The Ministry of Justice confirmed that it has granted the one funding application made by a bereaved family.
It came as the coroner, Lady Justice Hallett, was due to begin inquest proceedings into the 2005 attacks.
She will decide whether the inquests of the bombers will be heard separately and if survivors will be represented.
A Ministry of Justice spokesman said: "The Ministry of Justice has received one exceptional funding application, relating to the 7/7 inquests, from the LSC (Legal Services Commission).
"Ministers have granted funding in this case."
But Wednesday's ruling does not apply to the families of the four suicide bombers, who as of yet have not applied for legal aid.
Clifford Tibber, from Oury Clark Solicitors which represents four bereaved families and 15 survivors, said: "I would expect all the families to be funded."
But he said he was concerned about the paperwork involved in the process which he described as "a little bit insensitive."
Sitting at the Royal Courts of Justice the coroner will also have to resolve various issues, including whether the survivors should be counted as "interested persons" entitled to be represented at the hearings.

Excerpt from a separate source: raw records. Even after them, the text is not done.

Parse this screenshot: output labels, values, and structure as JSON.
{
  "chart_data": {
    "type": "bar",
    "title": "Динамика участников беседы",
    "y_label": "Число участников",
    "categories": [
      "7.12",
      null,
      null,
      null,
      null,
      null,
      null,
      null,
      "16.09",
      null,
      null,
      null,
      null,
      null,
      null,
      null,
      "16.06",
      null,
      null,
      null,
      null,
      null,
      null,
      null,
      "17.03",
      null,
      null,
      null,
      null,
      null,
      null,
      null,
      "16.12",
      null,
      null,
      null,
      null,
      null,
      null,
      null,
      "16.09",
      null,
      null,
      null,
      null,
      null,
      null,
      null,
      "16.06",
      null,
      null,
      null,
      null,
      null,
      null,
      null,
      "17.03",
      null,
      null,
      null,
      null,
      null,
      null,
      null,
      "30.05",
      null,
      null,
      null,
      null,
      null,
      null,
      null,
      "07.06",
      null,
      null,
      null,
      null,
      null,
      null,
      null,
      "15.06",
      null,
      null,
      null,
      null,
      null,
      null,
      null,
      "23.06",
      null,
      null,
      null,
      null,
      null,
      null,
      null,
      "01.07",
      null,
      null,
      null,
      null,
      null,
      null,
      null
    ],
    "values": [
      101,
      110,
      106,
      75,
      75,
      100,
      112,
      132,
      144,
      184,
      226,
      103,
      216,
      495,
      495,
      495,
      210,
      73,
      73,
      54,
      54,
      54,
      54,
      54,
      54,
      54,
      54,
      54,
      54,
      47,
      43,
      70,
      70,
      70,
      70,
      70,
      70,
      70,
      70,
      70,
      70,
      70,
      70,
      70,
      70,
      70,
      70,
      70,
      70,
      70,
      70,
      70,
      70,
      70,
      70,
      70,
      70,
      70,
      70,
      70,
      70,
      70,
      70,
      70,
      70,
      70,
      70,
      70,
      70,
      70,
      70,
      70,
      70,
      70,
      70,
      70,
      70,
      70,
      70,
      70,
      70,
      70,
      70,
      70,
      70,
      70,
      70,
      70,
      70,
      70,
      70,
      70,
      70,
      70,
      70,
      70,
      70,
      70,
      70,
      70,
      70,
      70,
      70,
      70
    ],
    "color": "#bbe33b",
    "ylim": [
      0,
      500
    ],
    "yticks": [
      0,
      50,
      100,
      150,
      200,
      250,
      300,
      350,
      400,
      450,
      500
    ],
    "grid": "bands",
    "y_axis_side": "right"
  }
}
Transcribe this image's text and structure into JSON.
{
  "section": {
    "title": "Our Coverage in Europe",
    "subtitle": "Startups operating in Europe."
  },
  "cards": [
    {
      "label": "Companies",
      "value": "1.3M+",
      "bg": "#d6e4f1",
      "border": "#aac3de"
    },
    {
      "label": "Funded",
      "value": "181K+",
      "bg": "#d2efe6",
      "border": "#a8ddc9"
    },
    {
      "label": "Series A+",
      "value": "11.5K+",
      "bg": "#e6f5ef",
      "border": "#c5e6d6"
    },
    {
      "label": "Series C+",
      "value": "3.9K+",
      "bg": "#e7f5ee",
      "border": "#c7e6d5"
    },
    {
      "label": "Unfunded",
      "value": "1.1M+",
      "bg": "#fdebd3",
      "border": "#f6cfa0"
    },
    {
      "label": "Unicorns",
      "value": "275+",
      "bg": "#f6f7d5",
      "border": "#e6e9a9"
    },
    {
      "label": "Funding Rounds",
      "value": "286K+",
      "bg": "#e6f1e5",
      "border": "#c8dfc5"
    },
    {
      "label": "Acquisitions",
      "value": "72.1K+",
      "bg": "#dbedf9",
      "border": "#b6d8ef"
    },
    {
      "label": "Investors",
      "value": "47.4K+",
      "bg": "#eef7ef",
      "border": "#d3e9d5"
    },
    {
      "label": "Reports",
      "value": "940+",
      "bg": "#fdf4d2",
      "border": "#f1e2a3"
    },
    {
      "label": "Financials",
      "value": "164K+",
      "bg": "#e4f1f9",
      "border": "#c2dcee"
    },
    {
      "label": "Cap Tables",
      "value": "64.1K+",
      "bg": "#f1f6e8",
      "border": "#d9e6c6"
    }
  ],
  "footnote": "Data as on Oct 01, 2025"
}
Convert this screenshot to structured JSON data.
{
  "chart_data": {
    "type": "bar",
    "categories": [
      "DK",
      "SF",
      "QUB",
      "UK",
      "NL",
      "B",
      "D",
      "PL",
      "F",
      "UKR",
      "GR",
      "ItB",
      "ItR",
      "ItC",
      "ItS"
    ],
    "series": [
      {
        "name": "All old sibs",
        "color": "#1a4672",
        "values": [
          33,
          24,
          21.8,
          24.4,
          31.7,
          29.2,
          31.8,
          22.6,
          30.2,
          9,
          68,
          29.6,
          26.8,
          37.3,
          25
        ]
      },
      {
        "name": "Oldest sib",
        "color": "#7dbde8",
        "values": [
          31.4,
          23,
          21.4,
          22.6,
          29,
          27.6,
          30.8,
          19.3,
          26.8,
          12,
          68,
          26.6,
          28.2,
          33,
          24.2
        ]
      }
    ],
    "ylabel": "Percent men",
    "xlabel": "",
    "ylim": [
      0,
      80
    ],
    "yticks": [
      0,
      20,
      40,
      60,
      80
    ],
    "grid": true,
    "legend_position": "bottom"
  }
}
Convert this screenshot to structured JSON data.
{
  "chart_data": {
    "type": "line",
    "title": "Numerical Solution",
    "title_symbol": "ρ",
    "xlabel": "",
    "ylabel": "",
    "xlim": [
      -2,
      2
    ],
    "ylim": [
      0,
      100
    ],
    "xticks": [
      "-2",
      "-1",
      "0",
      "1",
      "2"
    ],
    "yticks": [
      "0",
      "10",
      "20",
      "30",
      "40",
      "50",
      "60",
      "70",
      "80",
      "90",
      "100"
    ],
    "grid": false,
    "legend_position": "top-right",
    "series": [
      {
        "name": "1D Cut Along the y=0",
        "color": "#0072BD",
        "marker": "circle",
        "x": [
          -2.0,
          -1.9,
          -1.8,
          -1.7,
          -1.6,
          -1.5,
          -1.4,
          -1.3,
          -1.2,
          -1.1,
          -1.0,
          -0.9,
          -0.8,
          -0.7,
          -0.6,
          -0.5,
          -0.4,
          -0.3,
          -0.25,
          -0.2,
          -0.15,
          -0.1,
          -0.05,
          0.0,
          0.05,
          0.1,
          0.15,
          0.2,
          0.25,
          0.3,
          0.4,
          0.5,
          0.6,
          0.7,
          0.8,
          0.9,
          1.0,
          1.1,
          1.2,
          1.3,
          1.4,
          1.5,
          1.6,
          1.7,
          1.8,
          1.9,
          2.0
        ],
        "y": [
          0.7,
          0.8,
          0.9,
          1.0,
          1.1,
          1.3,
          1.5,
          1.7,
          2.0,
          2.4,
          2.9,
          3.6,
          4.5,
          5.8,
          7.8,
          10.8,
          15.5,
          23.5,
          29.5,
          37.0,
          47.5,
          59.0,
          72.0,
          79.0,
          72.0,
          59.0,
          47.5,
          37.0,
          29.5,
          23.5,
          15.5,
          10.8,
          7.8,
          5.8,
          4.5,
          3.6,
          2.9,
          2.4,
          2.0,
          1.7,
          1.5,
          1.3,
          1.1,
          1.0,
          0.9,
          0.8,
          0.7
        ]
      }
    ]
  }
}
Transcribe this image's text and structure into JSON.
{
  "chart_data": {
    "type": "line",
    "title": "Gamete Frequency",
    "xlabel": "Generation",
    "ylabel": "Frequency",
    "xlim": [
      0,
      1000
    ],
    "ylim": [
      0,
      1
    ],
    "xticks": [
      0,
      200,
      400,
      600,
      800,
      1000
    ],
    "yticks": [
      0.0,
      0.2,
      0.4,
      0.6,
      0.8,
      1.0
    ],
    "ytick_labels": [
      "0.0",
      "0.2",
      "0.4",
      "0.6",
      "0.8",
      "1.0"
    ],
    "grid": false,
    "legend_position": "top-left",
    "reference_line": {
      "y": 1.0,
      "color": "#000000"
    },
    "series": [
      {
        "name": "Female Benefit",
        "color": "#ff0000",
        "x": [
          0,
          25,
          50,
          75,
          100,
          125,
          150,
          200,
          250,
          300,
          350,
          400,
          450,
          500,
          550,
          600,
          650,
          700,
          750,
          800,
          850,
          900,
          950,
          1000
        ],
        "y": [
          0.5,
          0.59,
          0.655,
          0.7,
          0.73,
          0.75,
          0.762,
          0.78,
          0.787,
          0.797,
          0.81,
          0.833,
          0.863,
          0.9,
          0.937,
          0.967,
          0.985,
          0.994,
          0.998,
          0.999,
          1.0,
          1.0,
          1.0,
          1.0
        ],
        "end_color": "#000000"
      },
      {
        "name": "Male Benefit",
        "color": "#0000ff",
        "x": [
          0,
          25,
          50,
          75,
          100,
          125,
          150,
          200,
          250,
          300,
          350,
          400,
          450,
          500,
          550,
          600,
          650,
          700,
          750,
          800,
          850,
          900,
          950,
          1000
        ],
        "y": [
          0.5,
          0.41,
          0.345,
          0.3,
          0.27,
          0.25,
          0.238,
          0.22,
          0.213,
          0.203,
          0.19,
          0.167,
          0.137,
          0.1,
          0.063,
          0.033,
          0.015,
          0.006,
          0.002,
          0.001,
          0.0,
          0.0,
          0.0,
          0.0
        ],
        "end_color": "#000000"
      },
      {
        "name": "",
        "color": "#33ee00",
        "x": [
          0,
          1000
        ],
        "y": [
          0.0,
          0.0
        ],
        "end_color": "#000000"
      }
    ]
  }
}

Mr Tibber said survivors also deserved legal representation.
"Some of those I represent, for example, were not only on the train and injured, but helped people get off.
"How can it possibly be said they're not a person who is interested in these inquests?"
A longer pre-inquest review is expected to be held in April with the inquests beginning in October and lasting for three months.
Suicide bombers Mohammad Sidique Khan, Shehzad Tanweer, Hasib Hussain and Jermaine Lindsay detonated the bombs on three Tube trains and a bus during the morning rush-hour on 7 July 2005, killing 52 people and injuring more than 700.